Call center employees for Canadian cable operator Rogers Communications have told the Canadian Broadcasting Company (CBC) that oppressive sales quotas are causing them to push products and services that customers often don’t need, or in some cases, don’t even know they’re getting.
"We're giving internet service to customers who actually do not have a computer,” said a CBC source identified as a Rogers employee working in a “major call center in Ottawa.”
"You're supposed to look at a customer's account and sell them cable, home phone, home security, a credit card—whatever is missing,” the employee added.

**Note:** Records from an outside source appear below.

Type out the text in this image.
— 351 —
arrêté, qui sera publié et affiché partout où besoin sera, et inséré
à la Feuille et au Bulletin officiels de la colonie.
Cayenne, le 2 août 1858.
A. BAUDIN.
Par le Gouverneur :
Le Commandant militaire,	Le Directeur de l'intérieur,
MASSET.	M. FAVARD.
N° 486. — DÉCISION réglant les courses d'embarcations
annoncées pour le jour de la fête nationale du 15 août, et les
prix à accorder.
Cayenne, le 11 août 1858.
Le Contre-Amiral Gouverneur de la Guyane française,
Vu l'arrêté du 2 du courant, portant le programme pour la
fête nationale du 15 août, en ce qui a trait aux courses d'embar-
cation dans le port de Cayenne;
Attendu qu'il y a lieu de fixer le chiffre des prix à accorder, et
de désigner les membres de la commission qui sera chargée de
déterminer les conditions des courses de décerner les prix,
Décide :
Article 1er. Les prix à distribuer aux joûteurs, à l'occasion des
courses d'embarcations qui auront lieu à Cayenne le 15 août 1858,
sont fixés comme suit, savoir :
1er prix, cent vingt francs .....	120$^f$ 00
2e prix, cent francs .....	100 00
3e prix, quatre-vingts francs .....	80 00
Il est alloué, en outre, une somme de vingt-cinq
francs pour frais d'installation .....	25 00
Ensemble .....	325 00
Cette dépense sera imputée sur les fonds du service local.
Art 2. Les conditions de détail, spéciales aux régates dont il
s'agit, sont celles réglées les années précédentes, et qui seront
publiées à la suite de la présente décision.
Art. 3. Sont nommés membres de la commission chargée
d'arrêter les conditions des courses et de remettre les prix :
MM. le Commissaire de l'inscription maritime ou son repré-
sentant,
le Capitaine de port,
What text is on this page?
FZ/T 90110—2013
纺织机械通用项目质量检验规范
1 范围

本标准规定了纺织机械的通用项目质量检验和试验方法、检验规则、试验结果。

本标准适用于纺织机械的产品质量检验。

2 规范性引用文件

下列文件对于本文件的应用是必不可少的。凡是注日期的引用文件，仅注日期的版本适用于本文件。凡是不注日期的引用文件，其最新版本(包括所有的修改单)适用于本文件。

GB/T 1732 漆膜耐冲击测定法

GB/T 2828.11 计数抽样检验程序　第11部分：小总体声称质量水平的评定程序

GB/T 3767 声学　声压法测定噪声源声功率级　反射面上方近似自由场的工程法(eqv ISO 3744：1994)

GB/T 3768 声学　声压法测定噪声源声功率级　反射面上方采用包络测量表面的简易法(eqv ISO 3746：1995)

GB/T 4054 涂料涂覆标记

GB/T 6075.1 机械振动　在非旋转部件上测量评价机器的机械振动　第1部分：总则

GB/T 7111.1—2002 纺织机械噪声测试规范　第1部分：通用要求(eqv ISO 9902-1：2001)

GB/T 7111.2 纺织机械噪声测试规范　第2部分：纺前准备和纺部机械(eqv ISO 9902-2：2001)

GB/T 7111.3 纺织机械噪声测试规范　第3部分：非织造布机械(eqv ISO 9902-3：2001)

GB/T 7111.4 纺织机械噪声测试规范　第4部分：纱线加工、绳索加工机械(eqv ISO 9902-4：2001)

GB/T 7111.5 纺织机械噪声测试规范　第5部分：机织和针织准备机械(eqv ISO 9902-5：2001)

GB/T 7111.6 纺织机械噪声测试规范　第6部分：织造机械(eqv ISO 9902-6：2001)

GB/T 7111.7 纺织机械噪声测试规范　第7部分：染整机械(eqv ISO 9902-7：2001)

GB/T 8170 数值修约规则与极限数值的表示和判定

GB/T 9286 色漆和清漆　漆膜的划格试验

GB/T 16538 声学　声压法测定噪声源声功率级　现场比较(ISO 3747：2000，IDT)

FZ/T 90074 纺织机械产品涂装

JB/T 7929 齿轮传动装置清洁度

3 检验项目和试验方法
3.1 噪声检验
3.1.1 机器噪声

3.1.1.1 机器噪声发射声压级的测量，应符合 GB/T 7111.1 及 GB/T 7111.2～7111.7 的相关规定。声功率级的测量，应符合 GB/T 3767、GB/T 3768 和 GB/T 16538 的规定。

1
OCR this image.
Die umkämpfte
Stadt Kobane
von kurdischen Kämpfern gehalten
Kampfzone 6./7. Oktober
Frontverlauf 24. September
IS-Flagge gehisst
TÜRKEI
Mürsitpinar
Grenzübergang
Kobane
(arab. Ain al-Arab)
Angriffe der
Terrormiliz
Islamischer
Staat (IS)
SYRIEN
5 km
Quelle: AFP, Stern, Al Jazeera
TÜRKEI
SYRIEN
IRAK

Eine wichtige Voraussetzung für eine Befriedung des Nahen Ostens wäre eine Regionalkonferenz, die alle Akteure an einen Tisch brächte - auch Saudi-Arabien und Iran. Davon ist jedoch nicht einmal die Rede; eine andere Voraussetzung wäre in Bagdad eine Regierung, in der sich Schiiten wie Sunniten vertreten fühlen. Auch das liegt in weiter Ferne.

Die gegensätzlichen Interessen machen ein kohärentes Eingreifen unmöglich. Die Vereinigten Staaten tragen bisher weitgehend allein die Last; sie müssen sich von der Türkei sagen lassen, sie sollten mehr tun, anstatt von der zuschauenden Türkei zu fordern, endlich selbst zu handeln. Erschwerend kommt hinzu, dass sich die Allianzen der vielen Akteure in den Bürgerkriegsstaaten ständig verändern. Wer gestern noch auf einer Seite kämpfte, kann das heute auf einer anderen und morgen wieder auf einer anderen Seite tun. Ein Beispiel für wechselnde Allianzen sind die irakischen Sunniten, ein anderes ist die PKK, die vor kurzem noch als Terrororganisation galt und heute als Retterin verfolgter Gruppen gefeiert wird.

The accusations mirror those against some U.S. operators. CenturyLink, for example, was sued in Alabama last summer for overbilling customers, some of whom were surprised to see they had signed up for certain services upon reviewing their bills.
The Rogers employee told the CBC that he often doesn’t disclose $49.99 installation fees, $14.95 internet activation charges and $25 mobile phone activation hits, leaving it to the subscribers to find out about these charges when they peruse their monthly statements.
"Even customers who have home phone service, I say, 'How about I add a second line for your home phone and I'll give you a discount for your other product?' Which makes no sense,” the rep said.
"It feels really bad," he added. "But you have all this pressure on you. All your managers are around you, telling you to sell, sell, sell.”
Responding to the allegations, Paula Lash, spokesperson for Rogers, told the CBC, "While we do not believe the concerns raised represent our values or sales practices, we take them very seriously and we will work with our team to respond to these concerns."
Similar accusations against Bell Canada, meanwhile, have spurred the Canadian Radio Television Commission, the country’s FCC equivalent, to launch an investigation into the operator’s sales practices.